After the release of the rule, the headlines screamed “Wall Street got a break!” because advisors were allowed to use any products they wanted in qualified accounts (as long as they used Best Interest Contract Exemptions). But lately, a lot of discussion has been about product fees. The conversations start with the fiduciary rule, move to the cost of different product fees, and end with a fear of getting sued for not offering the least expensive products. (What happened to that “break?”)
The fiduciary rule is about advice and compensation, not about product. What I think is missing in these conversations is what an advisor should be offering: ADVICE. The conversation with prospects can contain your value proposition, maybe financial or income planning, the service(s) you will provide and the type of fees you will charge (for example, 1% of invested assets). This advice will trigger fiduciary acknowledgement (BIC lite), but not a BIC full contract.
The Investment Management Agreement is the document that lays out your investment philosophy, products, implementation and reasonable fees – and, for IRA accounts, that would be subject to review by FINRA or the SEC, not the DOL. In fact, why would an advisor discuss products before the plan anyway? Does the doctor discuss medication before the diagnosis?

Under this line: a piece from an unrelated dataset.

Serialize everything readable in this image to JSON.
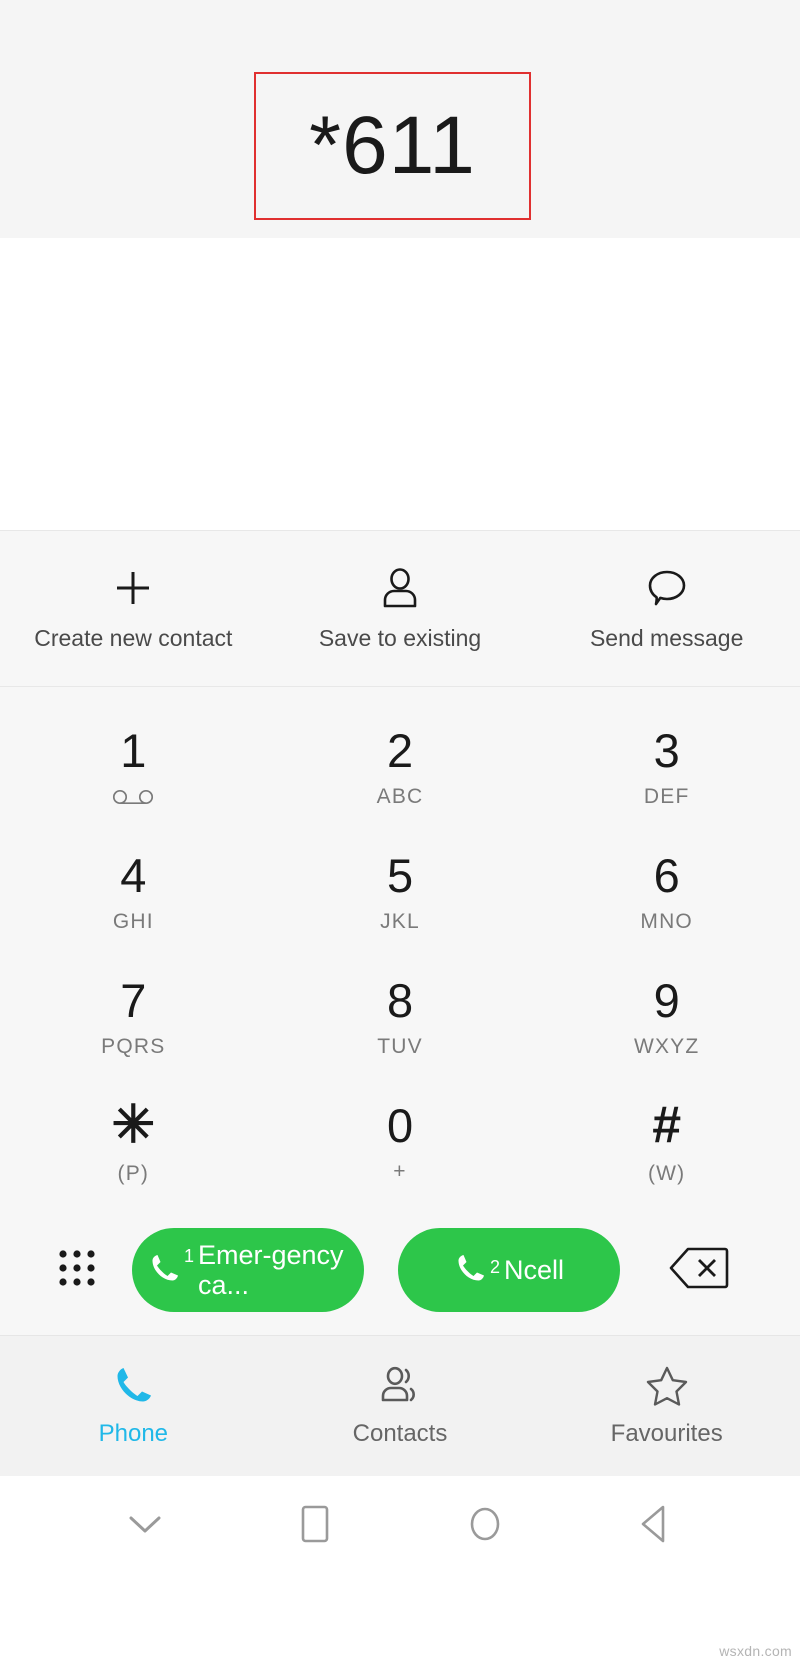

Myth #3: All advisors will get sued.
When an advisor is being compensated by anyone other than the client (a conflict of interest), a contractual BIC is needed. The contract itself adds a whole new wrinkle in the enforcement and potential relief to the client’s complaint. The plaintiffs’ bar is now in the mix and we are arguing contract law (instead of suitability), so a judge (or jury) gets to decide, instead of arbitration. While I can’t guarantee advisors won’t get sued down the road and I’m sure there are many clever lawyers out there and a lot are going to try to sue anyway, if there is no contract (BIC Lite instead of contractual BIC), is there standing to bring a suit? Who knows?
Reliance on the BIC Lite should focus your attention on ensuring that you can really support any proposed transition as being in your client’s best interests (and not your own). If you can do that, you reduce your litigation risk by having a good and documented story to tell their clients to keep the client from filing suit in the first place.
Myth #4: Converting everyone to fees will fix the problem.
The idea of converting to fee accounts makes sense for a lot of reasons, not just the DOL, but those accounts aren’t right for everyone. While rare, the SEC may look at advisors making the monitoring for reverse churning. Sorry to break it to those advisors looking to convert their entire book by 4/10/2017, but you still have to add value to the relationship.
Think about your offering:
- What is the value you bring to your clients? Go beyond investments.
- Can you tier your offering for small-investment-only accounts and larger planning accounts?
- Can you justify your increase in the clients’ fees? Can you document it?
Myth #5: BICs (Lite or full contractual) don’t matter; they will be buried in the paperwork that clients sign.
One of the key drivers of the rule going forward hasn’t started yet; I believe it will be the consumer who will really drive the rule in the next few months. We have already started seeing the beginning salvos in a consumer war against prohibited transactions. You only have to watch a recent episode of John Oliver’s Last Week Tonight, watch the media pick up on some major wire houses announcing that they won’t support brokerage assets in qualified accounts, or see Sen. Elizabeth Warren support Betterment’s open letter to Donald Trump to see the beginning stages of a consumer awakening about being a fiduciary. Advisors may think BICs will be “covered up” in the paperwork, but the client is going to be asking some very difficult questions – and how will it look if you try to hide it in a stack of paperwork, instead of being transparent?
What to do
I’ve said it before: speculation is not a strategy. The smart money is continuing to prepare for the rule. Sure it may change, but what happens if it doesn’t? Continue to prepare and watch out for the hidden risks and myths of the rule; you don’t want to be surprised.